Przewodniczący jednej z organizacji zrzeszających niemieckich rabinów, rabin Henry G. Brandt z Allgemeine Rabbinerkonferenz, powiedział, że rozszerzenie dialogu chrześcijańsko-żydowskiego na islam jest bezcelowe. Swoisty „trialog” prowadziłby jego zdaniem, że nasze rozmowy znacznie by się spłyciły, bo wzajemne związki między chrześcijaństwem a judaizmem są całkowicie odmienne, niż między tymi religiami a islamem.

Zdaniem rabina w dialogu chrześcijańsko-żydowskim chodzi nie tylko o aktualne problemy, ale także o przepracowanie dwóch tysiącleci historii z głębokimi korzeniami teologicznymi. „Wiele trzeba jeszcze wyjaśnić, ale także wiele obronić. Chcemy chronić wartości, które okazały się być naszym wspólnym dobrem” – powiedział rabin. Dodał, że nie oznacza to, oczywiście, by rozmowy z islamem nie były w ogóle potrzebne.

Jako przykłady owoców dialogu chrześcijańsko-żydowskiego rabin wymienił dwie kwestie. Po pierwsze powiedział o wycofaniu z modlitwy wielkopiątkowej słów o „wiarołomnych żydach”, o czym zdecydował Ojciec Święty Benedykt XVI.

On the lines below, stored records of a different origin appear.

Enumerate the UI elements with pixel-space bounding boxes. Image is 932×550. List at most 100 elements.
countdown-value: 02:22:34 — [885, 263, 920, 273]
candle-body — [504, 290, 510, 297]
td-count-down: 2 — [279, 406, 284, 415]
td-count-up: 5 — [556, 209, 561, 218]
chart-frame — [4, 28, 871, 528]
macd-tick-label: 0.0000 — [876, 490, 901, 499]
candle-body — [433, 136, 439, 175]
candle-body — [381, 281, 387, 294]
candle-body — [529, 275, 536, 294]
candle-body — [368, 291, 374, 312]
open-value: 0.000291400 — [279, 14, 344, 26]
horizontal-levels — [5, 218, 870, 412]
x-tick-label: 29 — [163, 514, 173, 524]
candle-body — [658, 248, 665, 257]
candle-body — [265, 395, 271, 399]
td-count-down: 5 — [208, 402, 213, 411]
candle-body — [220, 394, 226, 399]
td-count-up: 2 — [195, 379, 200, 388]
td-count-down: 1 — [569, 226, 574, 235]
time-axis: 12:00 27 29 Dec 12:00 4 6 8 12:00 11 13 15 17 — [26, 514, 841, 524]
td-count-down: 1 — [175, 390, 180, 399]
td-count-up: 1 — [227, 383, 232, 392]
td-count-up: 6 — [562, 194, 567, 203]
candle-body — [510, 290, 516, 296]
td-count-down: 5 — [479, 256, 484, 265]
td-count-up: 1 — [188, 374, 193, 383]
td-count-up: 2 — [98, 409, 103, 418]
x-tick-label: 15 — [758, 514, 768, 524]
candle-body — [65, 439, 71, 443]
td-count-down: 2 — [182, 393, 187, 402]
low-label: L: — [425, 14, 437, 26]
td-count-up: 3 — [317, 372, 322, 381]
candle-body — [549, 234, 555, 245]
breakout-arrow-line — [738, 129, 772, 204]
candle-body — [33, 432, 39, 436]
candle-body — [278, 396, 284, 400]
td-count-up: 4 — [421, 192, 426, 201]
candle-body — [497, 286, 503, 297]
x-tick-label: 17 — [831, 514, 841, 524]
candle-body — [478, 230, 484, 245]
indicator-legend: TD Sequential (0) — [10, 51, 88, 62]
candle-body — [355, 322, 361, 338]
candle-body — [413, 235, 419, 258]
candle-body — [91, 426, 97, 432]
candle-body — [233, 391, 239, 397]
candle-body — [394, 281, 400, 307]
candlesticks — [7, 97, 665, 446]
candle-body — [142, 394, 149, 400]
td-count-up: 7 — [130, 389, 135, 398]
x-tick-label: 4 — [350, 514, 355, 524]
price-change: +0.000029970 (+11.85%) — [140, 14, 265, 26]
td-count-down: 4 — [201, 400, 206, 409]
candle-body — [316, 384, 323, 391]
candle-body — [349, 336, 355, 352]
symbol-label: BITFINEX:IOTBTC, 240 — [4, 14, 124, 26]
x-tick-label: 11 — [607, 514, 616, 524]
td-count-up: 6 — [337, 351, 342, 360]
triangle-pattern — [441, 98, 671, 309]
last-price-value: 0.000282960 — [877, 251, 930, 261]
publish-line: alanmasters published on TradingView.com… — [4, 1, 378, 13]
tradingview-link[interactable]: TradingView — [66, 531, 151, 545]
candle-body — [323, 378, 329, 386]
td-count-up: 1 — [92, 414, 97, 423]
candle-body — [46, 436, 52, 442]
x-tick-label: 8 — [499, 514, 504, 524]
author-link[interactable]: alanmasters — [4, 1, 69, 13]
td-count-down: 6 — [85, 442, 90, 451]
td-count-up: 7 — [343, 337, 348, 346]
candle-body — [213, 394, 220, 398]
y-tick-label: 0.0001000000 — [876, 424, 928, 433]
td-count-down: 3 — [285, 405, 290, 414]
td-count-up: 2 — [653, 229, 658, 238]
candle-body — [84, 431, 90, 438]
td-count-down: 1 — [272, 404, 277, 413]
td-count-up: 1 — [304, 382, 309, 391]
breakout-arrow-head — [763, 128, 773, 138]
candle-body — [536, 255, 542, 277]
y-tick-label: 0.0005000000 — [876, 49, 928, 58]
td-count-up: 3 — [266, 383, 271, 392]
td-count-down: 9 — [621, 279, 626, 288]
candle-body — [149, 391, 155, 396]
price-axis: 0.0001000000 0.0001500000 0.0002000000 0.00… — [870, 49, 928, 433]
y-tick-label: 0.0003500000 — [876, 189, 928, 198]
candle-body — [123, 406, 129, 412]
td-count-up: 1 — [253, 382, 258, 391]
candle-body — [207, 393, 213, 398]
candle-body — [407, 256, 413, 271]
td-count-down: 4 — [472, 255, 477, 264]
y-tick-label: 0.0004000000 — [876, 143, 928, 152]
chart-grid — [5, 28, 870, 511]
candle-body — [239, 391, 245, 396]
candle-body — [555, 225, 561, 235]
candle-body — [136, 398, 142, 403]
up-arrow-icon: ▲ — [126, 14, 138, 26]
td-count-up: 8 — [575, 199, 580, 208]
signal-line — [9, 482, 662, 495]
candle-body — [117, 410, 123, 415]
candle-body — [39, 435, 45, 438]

Druga ze wspomnianych przezeń spraw nie jest jednak, niestety, właściwym owocem dialogu, ale raczej jego wielką porażką. Chodzi tu mianowicie o usunięcie krzyży z niemieckiego obozu Auschwitz. Jak pamiętamy swego czasu środowiska żydowskie podnosiły, jakoby krzyże tam obecne raniły ich uczucia religijne. Znak męki Chrystusowej byłby ich zdaniem nie na miejscu tam, gdzie żydów – obok innych grup narodowych czy etnicznych – masowo mordowano.